Diet Kantong Plastik Menggelitik Kepedulian Agar Bumi Tetap Resik

‎”Kamu Nadya Hutagalung ya?” candanya dengan nada menyentil. Ia berpikir saya sok centil bagaikan duta WWF atau organisasi global semacam itu karena saya membawa sebuah gelas kaca untuk menikmati jus alpukat murni pagi tadi. Saya katakan saya memang sengaja membawa gelas sendiri karena itu bisa menekan jumlah sampah gelas plastik yang dipakai penjual jus langganan di kantin yang bersuhu hangat bak musim panas itu.

Saya mafhum dengan sikap seorang teman tadi. ‎Namun selain maklum, saya juga miris dan mengecam ketidakpedulian dalam diri kita masing-masing mengenai masalah global ini: kelestarian bumi dan isinya.

Kecemasan itu bukannya tanpa alasan. Banyak orang ‘biasa’ seperti saya dan Anda yang tidak sadar dengan potensi kemampuannya berbuat ‘luar biasa’. Maksud saya, tindakan ‘sok centil’ dan ‘biasa’ saya untuk membawa gelas sendiri saat saya bisa mendapat gelas plastik cuma-cuma itu akan membawa efek luar biasa luas bagi bumi dan semua makhluk di permukaannya jika dan hanya jika kita semua bersama-sama melakukannya.

Beberapa waktu lalu saat Wagub DKI Jakarta Djarot Saiful mengatakan:”Jakarta masuk darurat kantong plastik”, saya sama sekali tak terkejut. Bukan hanya Jakarta, tetapi seluruh dunia bahkan. Bumi makin plastik saja dari tahun ke tahun.

Masalahnya, lalu kita harus berbuat apa untuk mencegah semua ini makin memburuk dengan laju yang tak terkendali?

Lain dari teman saya yang mencibir itu, sekumpulan orang di Diet Kantong Plastik (dietkantongplastik.info) memiliki misi untuk mengajak masyarakat untuk lebih bijak dalam menggunakan plastik, terutama kantong plastik. Mereka menjadi pemberi edukasi dan advokasi untuk mengajak semua elemen masyarakat — masyarakat, pemerintah, peritel, akademisi, komunitas, media dan lain-lain — ‎untuk mulai menyebarkan informasi kesadaran mengurangi penggunaan kantong plastik.

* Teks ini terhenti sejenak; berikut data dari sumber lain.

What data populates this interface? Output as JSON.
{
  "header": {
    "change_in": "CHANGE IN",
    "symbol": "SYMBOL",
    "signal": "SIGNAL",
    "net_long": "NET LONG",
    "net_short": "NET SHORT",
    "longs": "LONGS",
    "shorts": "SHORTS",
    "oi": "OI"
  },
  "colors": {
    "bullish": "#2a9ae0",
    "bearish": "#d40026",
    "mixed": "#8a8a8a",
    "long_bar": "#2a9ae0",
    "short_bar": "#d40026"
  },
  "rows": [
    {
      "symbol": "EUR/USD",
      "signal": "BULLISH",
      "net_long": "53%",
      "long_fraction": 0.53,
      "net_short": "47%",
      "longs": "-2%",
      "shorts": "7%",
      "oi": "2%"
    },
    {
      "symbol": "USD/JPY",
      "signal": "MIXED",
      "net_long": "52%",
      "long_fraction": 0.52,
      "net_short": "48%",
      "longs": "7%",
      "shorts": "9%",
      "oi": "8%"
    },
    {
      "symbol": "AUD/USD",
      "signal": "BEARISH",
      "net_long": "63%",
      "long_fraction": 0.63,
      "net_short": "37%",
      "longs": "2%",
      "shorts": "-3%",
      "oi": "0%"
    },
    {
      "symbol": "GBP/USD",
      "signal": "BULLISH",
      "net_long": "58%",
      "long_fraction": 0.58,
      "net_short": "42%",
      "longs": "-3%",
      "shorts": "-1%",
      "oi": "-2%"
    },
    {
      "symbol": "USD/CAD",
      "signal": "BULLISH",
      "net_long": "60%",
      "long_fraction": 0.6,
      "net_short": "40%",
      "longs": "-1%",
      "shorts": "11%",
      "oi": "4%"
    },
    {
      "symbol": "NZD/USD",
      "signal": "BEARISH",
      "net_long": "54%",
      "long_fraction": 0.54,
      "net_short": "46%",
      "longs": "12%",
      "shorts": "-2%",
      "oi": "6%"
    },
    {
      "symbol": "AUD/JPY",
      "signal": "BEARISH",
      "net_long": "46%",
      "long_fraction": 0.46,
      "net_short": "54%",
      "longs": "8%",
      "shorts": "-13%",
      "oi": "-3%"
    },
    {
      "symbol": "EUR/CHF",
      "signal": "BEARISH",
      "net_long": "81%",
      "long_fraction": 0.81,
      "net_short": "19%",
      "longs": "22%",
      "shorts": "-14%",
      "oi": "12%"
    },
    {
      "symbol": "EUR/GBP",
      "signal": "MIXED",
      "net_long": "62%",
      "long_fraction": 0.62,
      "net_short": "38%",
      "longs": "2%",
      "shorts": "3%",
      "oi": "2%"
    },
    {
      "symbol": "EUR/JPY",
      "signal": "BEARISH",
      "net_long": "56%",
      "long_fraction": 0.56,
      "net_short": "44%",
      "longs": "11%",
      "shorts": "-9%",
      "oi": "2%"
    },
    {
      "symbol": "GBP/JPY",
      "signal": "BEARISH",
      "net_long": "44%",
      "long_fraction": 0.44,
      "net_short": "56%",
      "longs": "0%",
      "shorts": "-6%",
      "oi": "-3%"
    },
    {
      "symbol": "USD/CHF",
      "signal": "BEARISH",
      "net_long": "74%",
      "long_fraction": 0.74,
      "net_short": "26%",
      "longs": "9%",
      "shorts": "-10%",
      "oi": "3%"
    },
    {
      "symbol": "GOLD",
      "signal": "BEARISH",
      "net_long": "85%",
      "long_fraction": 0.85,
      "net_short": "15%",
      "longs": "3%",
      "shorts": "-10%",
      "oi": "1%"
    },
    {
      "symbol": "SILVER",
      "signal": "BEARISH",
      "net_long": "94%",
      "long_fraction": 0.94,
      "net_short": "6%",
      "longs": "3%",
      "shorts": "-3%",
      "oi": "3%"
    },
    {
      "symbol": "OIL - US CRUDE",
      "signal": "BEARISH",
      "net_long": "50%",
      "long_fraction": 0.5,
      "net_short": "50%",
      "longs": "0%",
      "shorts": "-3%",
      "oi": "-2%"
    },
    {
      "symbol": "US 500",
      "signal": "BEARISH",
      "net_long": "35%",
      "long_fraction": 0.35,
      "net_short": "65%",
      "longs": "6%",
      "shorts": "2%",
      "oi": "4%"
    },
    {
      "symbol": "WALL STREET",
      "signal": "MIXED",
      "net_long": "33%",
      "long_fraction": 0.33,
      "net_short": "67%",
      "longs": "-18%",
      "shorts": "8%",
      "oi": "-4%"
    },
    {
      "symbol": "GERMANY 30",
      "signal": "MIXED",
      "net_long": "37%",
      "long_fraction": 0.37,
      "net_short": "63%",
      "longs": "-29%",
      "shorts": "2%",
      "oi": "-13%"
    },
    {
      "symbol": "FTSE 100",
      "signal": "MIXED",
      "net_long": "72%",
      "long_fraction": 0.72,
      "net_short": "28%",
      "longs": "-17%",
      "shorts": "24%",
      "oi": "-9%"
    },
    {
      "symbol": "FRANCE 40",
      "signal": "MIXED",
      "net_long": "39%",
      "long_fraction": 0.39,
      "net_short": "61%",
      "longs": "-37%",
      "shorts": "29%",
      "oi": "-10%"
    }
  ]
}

Mengapa mereka fokus pada kantong plastik? Karena benda ini sangat sering dipakai sekali saja lalu dibuang padahal fungsinya masih ada dan bisa dipakai beberapa kali hingga benar-benar sobek atau berlubang. ‎Tak cuma ibu-ibu yang menjadi ‘tersangka’, semua orang yang menjadi konsumen juga bisa menjadi pemicu makin tersebarnya sampah plastik di sekeliling kita.

Siang tadi saya (AP) berkesempatan ‎ berbincang dengan Rahyang Nusantara (RN) selaku koordinator harian perkumpulan tersebut. Berikut petikan wawancara saya.

‎AP: Sejak kapan mulainya kampanye Diet Kantong Plastik?
RN: Sejak 2010 sudah dimulai sebagai satu program dari Greeneration Indonesia tetapi sebagai organisasi independen ‎tahun 2014, diketuai Sano, saya sebagai koordinator eksekutif saya.

A‎P: Apa saja bahaya kantong plastik?
RN: Selain lamanya terurai (bisa ratusan atau ribuan tahun), kantong plastik dari bahan asalnya sendiri berbahaya karena menggunakan bahan baku minyak bumi dan proses produksinya memakai banyak sekali minyak bumi sebagai bahan bakar dan kantong plastik cenderung dipakai sekali saja sehingga sampahnya menumpuk. Di tempat pembuangan air ia tak bisa terurai, di perairan pun kantong plastik membahayakan satwa laut. Kualitas air pun menurun. Jika dibuang di saluran air dan sungai bisa menimbulkan banjir.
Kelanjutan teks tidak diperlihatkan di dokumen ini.